Extensions and Alternatives
Smith, Spiegelhalter, and Thomas (1995) and (Gelman et al. 2013, Section 19.4) provides meta-analyses based directly on binomial data. Warn, Thompson, and Spiegelhalter (2002) consider the modeling implications of using alternatives to the log-odds ratio in transforming the binomial data.

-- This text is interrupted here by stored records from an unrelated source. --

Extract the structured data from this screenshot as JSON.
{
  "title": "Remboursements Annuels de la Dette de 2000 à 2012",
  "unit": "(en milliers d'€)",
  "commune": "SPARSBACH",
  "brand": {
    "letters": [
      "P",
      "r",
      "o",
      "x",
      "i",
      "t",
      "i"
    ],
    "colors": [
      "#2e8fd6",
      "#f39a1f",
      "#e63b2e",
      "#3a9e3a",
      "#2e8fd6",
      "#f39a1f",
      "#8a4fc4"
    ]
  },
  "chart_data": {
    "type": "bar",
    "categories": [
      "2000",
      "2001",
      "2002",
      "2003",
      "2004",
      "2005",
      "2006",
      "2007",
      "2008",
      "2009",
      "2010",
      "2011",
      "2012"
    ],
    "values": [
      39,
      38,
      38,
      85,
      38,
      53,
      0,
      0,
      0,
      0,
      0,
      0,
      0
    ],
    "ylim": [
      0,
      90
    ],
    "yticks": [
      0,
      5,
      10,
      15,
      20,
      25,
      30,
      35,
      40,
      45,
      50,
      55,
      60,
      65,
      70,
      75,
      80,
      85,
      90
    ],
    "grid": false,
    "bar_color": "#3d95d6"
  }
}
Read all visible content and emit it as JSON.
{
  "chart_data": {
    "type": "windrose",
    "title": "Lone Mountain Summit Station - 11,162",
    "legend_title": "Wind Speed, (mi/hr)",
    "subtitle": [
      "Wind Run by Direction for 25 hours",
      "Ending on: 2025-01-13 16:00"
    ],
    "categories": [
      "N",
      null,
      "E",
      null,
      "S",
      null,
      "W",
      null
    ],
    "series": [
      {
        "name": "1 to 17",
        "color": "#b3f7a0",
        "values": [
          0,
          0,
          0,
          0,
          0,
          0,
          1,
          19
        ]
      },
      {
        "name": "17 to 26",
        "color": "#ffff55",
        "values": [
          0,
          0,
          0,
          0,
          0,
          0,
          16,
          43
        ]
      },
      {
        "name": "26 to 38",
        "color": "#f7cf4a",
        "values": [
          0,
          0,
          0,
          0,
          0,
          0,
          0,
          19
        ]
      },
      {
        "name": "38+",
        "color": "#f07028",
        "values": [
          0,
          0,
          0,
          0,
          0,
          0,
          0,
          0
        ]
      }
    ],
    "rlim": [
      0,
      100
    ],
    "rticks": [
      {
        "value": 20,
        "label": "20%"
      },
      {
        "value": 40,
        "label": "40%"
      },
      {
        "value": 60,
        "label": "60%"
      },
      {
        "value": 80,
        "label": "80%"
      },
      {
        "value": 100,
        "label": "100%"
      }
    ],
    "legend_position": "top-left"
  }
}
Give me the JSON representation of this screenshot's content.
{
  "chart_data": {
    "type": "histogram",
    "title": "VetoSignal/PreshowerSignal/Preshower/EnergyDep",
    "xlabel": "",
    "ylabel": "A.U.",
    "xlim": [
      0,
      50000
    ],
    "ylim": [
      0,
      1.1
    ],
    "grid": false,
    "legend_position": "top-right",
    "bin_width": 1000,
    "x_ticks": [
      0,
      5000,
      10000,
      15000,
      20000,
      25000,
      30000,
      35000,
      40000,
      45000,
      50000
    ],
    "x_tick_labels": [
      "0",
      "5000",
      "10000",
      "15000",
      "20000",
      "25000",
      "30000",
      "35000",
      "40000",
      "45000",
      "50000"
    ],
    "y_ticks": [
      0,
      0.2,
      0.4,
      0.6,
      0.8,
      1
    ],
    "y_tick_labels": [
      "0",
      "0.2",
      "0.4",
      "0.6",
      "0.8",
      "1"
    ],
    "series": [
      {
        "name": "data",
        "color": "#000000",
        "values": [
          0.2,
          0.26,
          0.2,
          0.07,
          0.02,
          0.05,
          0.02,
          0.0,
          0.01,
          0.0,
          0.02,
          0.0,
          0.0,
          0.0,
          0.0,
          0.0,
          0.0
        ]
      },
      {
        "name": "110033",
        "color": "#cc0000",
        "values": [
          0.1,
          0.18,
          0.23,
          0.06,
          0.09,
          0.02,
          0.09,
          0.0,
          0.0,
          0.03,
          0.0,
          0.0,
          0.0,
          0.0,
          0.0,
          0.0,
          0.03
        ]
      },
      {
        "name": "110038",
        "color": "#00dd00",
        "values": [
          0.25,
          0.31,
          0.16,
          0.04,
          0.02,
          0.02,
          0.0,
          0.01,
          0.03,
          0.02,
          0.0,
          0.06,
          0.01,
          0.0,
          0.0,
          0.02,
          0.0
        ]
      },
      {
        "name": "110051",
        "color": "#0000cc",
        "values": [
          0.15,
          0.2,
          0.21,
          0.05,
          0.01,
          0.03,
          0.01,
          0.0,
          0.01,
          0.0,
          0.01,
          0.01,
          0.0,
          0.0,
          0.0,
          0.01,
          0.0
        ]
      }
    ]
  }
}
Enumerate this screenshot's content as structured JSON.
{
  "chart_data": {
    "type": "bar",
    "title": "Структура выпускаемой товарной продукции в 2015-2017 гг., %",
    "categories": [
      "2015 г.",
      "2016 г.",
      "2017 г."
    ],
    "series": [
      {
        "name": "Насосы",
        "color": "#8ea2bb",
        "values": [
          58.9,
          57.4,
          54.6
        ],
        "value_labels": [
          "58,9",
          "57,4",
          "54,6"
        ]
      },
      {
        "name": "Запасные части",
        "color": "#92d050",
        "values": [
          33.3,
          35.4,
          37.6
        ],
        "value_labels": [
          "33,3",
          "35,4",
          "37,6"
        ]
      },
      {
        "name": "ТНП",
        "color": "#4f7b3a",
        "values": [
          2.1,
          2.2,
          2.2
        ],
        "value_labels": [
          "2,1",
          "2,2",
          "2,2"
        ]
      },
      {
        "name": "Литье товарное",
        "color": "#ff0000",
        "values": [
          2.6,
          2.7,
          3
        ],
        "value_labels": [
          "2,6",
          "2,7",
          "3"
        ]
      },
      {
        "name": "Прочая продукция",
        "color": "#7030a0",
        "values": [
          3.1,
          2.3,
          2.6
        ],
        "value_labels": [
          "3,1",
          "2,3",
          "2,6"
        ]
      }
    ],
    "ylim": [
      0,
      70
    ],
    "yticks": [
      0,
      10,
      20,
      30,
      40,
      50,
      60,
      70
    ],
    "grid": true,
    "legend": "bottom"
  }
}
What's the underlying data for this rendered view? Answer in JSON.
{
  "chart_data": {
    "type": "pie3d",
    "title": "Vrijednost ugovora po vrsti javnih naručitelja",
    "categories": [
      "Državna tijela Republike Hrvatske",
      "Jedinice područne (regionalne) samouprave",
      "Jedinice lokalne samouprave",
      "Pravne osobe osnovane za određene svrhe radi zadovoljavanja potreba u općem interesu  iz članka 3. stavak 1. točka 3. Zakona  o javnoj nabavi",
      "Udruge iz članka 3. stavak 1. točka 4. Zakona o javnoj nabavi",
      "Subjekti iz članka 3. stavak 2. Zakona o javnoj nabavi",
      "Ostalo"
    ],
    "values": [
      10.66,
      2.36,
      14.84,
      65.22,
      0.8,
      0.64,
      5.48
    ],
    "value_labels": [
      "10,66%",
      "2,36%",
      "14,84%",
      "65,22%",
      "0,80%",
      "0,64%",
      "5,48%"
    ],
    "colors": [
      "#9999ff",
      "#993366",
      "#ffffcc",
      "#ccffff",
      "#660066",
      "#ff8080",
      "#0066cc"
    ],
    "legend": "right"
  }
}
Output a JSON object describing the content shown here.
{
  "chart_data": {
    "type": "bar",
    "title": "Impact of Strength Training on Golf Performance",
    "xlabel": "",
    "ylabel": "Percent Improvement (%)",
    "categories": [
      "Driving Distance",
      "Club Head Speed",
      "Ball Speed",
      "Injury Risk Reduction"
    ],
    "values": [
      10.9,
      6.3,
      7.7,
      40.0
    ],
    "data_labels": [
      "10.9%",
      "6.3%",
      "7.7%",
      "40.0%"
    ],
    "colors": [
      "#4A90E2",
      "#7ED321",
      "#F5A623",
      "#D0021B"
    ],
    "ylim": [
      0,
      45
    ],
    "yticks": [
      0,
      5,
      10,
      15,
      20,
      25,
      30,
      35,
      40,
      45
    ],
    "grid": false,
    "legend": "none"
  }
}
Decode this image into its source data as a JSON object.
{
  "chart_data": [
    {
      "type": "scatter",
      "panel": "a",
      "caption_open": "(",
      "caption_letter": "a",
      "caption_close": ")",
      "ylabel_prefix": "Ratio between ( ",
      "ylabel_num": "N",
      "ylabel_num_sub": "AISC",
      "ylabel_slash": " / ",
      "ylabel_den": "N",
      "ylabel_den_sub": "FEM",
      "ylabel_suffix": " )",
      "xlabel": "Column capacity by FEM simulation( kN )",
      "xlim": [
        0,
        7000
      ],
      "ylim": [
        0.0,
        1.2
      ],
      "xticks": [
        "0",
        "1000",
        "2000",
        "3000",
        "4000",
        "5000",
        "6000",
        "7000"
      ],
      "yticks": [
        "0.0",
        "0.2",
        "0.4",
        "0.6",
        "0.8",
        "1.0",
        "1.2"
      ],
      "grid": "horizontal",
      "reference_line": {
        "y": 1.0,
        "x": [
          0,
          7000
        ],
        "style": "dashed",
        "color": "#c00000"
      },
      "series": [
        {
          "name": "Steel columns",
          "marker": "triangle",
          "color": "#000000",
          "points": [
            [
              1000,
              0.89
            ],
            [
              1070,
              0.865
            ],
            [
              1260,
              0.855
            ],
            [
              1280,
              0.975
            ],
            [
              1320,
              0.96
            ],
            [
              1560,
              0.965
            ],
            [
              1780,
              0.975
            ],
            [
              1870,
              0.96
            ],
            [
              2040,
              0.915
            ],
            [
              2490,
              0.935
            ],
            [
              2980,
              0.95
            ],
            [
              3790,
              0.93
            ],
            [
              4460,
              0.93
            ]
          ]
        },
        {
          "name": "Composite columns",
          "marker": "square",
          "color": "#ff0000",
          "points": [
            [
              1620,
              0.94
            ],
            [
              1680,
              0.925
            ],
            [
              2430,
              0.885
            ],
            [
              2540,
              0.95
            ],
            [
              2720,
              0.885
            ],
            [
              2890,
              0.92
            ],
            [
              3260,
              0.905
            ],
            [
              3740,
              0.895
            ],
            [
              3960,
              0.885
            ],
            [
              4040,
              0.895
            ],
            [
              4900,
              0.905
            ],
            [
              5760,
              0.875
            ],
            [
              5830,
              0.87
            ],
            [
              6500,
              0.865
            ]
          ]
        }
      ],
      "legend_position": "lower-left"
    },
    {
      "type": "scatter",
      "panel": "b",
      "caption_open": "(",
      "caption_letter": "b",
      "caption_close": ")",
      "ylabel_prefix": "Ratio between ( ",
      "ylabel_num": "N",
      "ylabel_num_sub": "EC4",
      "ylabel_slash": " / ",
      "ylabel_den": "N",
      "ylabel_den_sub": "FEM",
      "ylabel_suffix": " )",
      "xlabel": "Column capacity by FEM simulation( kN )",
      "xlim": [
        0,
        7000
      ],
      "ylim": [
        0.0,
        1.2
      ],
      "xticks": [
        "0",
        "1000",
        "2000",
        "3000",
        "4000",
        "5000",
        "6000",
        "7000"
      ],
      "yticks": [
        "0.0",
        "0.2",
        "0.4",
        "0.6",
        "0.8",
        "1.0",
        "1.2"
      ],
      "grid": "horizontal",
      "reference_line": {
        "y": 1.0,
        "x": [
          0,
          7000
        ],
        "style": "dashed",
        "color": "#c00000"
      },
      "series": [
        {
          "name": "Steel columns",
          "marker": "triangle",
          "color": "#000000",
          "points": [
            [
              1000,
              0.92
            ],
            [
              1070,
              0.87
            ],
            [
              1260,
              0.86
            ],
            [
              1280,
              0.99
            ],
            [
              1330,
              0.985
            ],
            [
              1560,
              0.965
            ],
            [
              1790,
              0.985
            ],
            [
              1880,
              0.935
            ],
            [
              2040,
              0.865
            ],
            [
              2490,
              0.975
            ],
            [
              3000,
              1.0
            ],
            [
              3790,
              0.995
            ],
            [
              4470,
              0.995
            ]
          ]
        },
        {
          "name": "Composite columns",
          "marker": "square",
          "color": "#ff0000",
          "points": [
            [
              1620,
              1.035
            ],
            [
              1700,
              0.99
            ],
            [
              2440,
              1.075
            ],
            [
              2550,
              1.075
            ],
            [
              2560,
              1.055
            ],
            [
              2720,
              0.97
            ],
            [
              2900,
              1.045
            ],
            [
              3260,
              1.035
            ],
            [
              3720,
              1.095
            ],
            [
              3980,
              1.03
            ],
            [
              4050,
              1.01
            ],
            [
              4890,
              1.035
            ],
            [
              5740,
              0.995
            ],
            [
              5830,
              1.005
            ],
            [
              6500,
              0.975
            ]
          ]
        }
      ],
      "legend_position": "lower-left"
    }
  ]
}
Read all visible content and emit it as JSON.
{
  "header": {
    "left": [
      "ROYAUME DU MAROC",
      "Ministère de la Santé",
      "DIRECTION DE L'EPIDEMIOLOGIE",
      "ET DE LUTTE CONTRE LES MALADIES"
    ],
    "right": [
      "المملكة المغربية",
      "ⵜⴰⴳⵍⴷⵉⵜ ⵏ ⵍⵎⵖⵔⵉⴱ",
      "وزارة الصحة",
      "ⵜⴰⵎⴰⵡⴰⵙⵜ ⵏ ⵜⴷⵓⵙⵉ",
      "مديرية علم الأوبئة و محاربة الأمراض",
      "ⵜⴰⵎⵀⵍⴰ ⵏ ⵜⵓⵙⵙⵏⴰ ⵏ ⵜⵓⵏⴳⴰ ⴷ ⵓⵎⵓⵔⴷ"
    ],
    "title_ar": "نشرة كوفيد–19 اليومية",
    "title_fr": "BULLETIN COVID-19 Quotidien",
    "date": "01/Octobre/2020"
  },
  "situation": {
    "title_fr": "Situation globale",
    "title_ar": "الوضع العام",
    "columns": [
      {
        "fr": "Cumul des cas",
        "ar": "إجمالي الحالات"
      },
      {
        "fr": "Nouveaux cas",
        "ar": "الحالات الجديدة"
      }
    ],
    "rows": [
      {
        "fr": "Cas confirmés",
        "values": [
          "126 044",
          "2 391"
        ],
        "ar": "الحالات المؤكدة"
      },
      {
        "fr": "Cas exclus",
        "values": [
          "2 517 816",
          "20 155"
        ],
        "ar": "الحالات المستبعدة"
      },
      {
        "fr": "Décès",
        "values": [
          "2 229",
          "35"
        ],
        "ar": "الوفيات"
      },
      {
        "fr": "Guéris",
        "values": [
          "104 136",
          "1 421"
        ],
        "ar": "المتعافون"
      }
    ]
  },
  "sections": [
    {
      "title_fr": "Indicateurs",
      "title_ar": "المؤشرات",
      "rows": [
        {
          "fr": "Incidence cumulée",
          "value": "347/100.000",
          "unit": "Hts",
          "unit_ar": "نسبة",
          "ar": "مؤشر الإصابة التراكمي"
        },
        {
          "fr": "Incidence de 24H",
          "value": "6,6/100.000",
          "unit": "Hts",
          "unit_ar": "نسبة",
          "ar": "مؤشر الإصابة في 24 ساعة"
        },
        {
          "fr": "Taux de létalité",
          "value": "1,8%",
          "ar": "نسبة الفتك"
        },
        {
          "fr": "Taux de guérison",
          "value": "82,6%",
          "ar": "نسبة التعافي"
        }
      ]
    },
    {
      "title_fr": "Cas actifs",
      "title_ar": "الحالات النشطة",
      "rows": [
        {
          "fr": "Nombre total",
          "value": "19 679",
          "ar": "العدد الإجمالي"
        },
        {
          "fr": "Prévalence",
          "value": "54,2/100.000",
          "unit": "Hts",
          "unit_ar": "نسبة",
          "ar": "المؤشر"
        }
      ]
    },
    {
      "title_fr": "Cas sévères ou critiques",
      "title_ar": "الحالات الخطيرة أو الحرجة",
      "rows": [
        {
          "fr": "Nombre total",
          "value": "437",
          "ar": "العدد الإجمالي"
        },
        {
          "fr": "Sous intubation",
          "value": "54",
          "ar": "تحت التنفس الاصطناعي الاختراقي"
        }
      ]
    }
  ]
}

If trial-specific predictors are available, these can be included directly in a regression model for the per-trial treatment effects \(\theta_j\).
References
Gelman, Andrew, J. B. Carlin, Hal S. Stern, David B. Dunson, Aki Vehtari, and Donald B. Rubin. 2013. Bayesian Data Analysis. Third. London: Chapman &Hall/CRC Press.
Rubin, Donald B. 1981. “Estimation in Parallel Randomized Experiments.” Journal of Educational Statistics 6: 377–401.
Smith, Teresa C., David J. Spiegelhalter, and Andrew Thomas. 1995. “Bayesian Approaches to Random-Effects Meta-Analysis: A Comparative Study.” Statistics in Medicine 14 (24): 2685–99.
Warn, David E., S. G. Thompson, and David J. Spiegelhalter. 2002. “Bayesian Random Effects Meta-Analysis of Trials with Binary Outcomes: Methods for the Absolute Risk Difference and Relative Risk Scales.” Statistics in Medicine 21: 1601–23.